CFO Dive: It’s been said you’re good at pointing out patterns. Is that one of your strengths?
Richard Galanti: Usually from an investor relations public company standpoint it’s the CEO who is the one on the phone and the CFO is providing more of the financial stuff and the CEO is talking about direction or whatever else. Here, from Jim to Craig [Jelinek] and now Ron [Vachris] generally speaking they’ve said, ‘you go do that, I’m running the company.’ I’ve done it with consistency, transparency and straightforwardness and not over-promising. I’ve always tried to not just regurgitate the numbers but give them trends. While we don’t provide any forward looking statements, we won’t do that, we try to respond to the likely questions we’re going to get.
CFO Dive: You said you would hold the soda and hot dog combo at its $1.50 price potentially “forever” to emphasize value. Given that you’ve said you don’t like to over-promise, can you stick with that?
Richard Galanti: Look, that’s certainly our goal. We went out years ago and built a hot dog plant that makes two items, the big hot dog that we sell one at a time and then 12-packs or 10-packs of a smaller size for families. That’s a plant that makes 300 million hot dogs a year and we did that to take a few cents of the cost out by doing it ourselves in such huge efficient volumes and to try to keep that price lower. It’s become part of our folklore, both of those items you mentioned [the hot dog combo and the $4.99 rotisserie chicken]. In terms of changing prices those will be two things that would be last on the list and I don’t see it happening in the near-term.
CFO Dive: How involved are you in pushing efforts [such as keeping health care benefits costs down for employees]?

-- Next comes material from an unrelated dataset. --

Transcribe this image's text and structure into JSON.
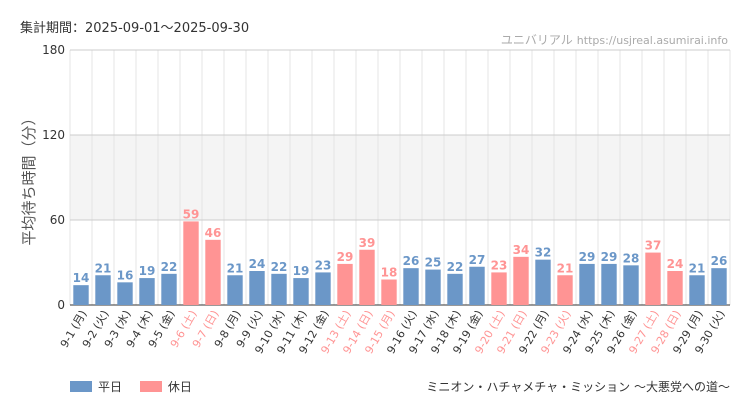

Richard Galanti: We’re all involved in pushing it because we understand the goals of the company and this operating framework we’ve talked about from the beginning here. I think part of my job is, I’ve been a good communicator, particularly when Wall Street says, ‘why don’t you charge more for that item.’ Because that’s not how we do things, we try to figure out other ways to do things. It gets back to that discipline. Now, one can only be so noble. If you’re not rewarding the shareholder, none of this matters because you’re not going to be around to manage the company.